Owl Farm follows the wagon wheel

By Louise Hanlon

In Business11 Minutes
Jo Sheridan and Tom Buckley at Owl Farm.

The team on Owl Farm, the demonstration farm owned by St Peter’s School Cambridge and run as a joint venture with Lincoln University, have their eyes firmly fixed on the future and all the signs indicate that costs are only going to rise. However, planning, while utilising the KPIs set in place in their “wagon wheel” framework, is helping them to set a viable direction.

The “wagon wheel” is central to planning and monitoring on Owl Farm. Jo Sheridan, Owl Farm’s Demonstration Manager, is an enthusiastic supporter of the wagon wheel approach.

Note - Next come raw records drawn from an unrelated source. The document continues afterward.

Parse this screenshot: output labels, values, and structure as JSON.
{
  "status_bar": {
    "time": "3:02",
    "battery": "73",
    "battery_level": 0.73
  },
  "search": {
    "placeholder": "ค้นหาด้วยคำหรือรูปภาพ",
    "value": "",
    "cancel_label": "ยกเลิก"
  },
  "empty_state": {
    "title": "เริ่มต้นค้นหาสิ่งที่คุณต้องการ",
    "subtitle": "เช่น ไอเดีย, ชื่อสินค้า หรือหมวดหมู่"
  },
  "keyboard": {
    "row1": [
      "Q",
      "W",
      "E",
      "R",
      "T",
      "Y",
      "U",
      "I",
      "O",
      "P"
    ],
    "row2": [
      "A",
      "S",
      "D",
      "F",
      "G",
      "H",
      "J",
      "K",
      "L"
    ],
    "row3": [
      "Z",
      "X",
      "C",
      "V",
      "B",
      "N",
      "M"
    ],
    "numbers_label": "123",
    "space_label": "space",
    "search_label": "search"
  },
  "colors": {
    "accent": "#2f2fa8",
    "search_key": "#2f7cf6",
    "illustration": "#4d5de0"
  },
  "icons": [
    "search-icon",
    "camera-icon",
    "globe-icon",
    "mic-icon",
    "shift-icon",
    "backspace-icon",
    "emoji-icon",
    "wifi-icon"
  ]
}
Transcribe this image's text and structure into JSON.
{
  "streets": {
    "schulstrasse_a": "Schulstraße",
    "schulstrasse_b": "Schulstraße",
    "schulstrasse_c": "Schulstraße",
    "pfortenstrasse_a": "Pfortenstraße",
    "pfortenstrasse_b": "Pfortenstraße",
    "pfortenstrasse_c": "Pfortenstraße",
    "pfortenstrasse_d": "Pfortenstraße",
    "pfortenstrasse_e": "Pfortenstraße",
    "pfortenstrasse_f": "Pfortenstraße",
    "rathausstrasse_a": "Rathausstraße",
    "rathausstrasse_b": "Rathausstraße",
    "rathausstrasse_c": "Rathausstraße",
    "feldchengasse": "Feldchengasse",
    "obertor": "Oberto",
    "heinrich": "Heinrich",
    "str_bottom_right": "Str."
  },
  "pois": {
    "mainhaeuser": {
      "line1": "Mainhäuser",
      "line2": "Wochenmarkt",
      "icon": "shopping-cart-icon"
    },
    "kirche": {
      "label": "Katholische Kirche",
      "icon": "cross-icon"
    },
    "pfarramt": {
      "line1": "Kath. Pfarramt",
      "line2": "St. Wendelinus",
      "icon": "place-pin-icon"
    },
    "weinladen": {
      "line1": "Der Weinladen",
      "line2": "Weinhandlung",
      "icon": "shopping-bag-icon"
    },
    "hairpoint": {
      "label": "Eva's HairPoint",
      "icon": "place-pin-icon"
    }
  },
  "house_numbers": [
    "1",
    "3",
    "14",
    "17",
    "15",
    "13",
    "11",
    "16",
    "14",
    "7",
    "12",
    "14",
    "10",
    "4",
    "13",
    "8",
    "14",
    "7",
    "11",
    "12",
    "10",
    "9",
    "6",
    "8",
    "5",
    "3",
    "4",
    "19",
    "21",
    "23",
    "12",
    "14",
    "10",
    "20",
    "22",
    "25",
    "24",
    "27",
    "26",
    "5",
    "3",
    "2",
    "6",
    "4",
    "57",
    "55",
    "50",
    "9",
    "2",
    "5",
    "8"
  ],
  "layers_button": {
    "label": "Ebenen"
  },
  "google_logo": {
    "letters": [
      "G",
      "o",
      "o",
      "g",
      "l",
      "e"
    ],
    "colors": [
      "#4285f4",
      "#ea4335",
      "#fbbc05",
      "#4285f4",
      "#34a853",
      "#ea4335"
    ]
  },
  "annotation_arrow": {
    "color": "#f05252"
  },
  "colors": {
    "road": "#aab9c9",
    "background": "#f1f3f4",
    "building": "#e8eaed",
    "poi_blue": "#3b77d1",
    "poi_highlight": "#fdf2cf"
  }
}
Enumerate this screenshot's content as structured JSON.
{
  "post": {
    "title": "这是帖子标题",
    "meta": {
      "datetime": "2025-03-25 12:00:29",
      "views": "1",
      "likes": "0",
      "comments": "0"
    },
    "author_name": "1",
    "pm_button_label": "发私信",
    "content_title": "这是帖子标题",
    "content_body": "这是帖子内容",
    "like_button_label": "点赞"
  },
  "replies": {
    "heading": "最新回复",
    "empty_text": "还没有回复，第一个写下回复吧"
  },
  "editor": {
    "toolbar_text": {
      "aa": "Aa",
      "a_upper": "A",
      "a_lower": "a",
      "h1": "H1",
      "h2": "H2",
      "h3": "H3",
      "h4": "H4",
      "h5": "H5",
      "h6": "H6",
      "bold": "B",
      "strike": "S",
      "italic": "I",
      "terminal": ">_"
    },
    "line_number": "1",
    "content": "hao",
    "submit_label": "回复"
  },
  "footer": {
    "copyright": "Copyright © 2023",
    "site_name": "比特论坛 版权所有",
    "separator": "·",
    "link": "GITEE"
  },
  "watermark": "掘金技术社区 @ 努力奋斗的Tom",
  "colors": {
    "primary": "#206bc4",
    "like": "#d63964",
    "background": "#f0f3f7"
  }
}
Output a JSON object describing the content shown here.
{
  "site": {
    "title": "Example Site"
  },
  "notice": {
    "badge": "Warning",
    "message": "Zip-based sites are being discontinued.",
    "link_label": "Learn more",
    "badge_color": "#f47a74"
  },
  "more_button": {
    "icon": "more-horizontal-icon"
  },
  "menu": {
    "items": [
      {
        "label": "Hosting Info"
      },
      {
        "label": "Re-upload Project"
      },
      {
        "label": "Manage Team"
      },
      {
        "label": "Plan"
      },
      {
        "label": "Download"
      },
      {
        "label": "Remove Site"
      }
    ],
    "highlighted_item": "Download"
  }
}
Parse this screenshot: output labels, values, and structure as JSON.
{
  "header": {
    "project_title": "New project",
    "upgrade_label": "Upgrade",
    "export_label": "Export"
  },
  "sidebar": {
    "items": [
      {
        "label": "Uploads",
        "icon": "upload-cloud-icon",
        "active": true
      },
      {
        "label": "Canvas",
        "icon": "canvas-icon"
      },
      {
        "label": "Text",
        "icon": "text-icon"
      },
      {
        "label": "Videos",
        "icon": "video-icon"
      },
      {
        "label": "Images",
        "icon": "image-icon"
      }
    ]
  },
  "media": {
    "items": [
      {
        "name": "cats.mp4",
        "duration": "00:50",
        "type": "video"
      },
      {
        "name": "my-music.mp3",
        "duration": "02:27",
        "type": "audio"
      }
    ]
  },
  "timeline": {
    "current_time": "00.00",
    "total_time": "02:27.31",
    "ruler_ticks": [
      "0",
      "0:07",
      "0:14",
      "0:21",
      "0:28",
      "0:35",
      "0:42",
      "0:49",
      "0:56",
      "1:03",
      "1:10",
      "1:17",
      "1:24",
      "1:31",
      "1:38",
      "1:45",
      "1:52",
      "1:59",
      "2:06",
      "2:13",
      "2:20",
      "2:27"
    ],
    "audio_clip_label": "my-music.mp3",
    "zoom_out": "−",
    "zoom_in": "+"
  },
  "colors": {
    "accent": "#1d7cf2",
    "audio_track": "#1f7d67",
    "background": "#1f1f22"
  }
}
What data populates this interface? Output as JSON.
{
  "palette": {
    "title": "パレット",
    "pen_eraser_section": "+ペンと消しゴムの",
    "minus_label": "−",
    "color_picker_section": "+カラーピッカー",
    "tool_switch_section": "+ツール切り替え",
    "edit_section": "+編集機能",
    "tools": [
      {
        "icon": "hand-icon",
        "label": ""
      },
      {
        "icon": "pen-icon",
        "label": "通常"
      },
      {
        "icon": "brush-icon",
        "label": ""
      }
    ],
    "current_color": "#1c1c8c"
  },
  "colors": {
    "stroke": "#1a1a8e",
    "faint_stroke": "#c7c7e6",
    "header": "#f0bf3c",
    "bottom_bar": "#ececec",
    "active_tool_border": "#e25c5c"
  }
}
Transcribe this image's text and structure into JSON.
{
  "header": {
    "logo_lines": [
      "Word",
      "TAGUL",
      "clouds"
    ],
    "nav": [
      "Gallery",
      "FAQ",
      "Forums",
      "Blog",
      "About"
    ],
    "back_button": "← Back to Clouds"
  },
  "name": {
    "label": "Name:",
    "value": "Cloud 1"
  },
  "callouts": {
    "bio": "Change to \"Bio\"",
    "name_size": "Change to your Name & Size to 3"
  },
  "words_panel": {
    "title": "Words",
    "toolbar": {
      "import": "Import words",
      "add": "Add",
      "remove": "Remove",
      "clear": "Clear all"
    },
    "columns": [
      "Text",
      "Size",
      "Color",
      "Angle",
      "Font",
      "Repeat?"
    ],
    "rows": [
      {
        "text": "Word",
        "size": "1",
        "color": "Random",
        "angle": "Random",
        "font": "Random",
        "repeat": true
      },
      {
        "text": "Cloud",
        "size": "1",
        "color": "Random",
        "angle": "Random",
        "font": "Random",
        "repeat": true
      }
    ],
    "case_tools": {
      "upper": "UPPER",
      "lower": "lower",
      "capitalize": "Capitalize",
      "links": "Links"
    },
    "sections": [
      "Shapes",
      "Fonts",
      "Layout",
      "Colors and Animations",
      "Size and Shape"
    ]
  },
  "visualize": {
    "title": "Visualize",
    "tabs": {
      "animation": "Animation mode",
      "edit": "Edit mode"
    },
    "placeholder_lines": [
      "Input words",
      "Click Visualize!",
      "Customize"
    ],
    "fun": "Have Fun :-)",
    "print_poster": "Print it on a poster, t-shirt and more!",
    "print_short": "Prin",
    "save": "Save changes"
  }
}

“I strongly believe all farmers should be implementing it in their business,” she says. “It is a simple tool for visualising and categorising your farm’s KPIs. Profitability is fundamental for all of our businesses, but, equally for us on Owl Farm, taking care of our animals and the environment, providing a quality workplace, and meeting community expectations, are also central to the way we operate and have an impact on our decision-making process.

“The wagon wheel helps us to get a firm fix on the direction we want to head.”

A recent analysis of current and future business costs has given the team a good feel for how they are progressing, and the impact of their plans on Owl Farm’s profitability.

They use DairyBase as a benchmarking tool and the 2020/21 analysis showed Owl Farm’s farm working expenses (FWE) were $4.60/kg milksolids (MS) – compared to $4.62/kg MS for the top 20% Waikato farmers (based on their operating profit).

Their 2021/22 budget provides an in-depth breakdown of where they are investing their funds and the outcomes they aim to achieve in each of the key areas identified in their wagon wheel. They have divided their goals up into categories, each with an attendant impact on their cost of production (see diagram 1).

Baseline

The first category, Baseline, includes the costs of running a well-managed, compliant business, with the main emphasis on achieving profitability, without focusing on environmental or animal wellbeing outcomes. It includes the costs of, for example, purchasing the supplements needed to achieve production targets, and meeting basic fertiliser, cropping and regrassing requirements. If the business is simply run at this level it is predicted to produce 175,000kg MS at a cost of $4.09/kg MS.

Rising input costs

The next category, rising input costs, incorporates the impact of increasing costs, including inflation. This season increasing costs are having a larger impact than in a typical year, and are estimated to add an extra $33,300 of costs to the budget ($0.19/kg MS). The main areas affected are: labour costs, supplement and fertiliser prices, and fuel and freight costs.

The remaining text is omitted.